Carlos Rafael

A recent rehabilitation effort ensures that a historic property will be home to individuals with low and extremely low incomes in Portland, Oregon.

Dating back to the late 1890s, the building was opened by The Ladies’ Union Relief Society and named Patton Home for the Friendless. It was the first facility in the state to provide social services to poor women, children, elders, and immigrants without the assistance of wealthy donors apart from the initial land donation.

Acquired by Community Development Partners (CDP) in 2020, Patton Home continues its mission of helping Portland’s neediest residents following an extensive renovation and the addition of six new units. The rehab included installing new flooring, lighting, and appliances; upgrading the mechanical systems; and restoring the original wood-framed windows.

Carlos Rafael

The community has 69 single-room occupancy units with four common kitchens, 16 bathrooms, and multiple common areas, including an expansive garden run by the city. Located in a historic neighborhood, the property is unique with about 10,000 square feet of private housing space and 30,000 square feet of community space.

In a unique arrangement, a large commercial kitchen is leased to a nonprofit food service operator, OurStreets PDX, in exchange for providing six free meals per week to each building resident. In the first half of 2022, 4,000 meals had been served to residents, many of whom are elderly or disabled.
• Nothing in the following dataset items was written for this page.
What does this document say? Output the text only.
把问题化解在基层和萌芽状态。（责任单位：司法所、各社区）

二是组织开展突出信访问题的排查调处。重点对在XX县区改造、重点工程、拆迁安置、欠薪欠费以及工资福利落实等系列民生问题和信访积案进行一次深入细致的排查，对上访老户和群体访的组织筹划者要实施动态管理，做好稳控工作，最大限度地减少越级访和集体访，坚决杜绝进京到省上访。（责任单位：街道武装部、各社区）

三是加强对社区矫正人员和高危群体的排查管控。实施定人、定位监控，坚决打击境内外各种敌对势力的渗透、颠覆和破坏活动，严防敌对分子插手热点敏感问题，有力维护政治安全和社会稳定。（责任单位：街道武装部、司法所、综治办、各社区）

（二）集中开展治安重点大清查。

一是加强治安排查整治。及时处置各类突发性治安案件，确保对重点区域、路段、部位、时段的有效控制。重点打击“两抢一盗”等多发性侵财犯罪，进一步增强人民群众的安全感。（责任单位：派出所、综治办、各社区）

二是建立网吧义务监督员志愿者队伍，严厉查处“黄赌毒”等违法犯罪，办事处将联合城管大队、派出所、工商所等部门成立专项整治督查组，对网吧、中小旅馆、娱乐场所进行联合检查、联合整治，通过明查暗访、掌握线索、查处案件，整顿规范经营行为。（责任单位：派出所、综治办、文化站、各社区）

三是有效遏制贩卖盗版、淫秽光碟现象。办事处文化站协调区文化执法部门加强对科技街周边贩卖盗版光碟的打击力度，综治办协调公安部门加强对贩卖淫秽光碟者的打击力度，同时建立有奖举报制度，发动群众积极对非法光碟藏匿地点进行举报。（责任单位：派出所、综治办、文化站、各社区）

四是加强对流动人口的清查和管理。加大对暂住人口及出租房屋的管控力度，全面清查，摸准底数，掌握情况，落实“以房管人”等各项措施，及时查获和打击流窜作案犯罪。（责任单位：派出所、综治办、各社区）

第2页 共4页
Thirteen units are reserved for formerly incarcerated individuals.

“Patton Home is such an important building because of the vulnerable population that it serves,” says CDP CEO Eric Paine. “We were able to preserve this beautiful historic structure and extend the affordability for residents while maintaining the low area median income levels.”

CDP worked to increase social services at the site and has partnered with EngAGE Northwest to provide arts, wellness, and other programs. EngAGE also operates a food pantry at Patton Home. EngAGE and Integrity Housing are both nonprofit co-general partners in the project.

Financing for the $10.9 million development included 4% low-income housing and historic tax credits.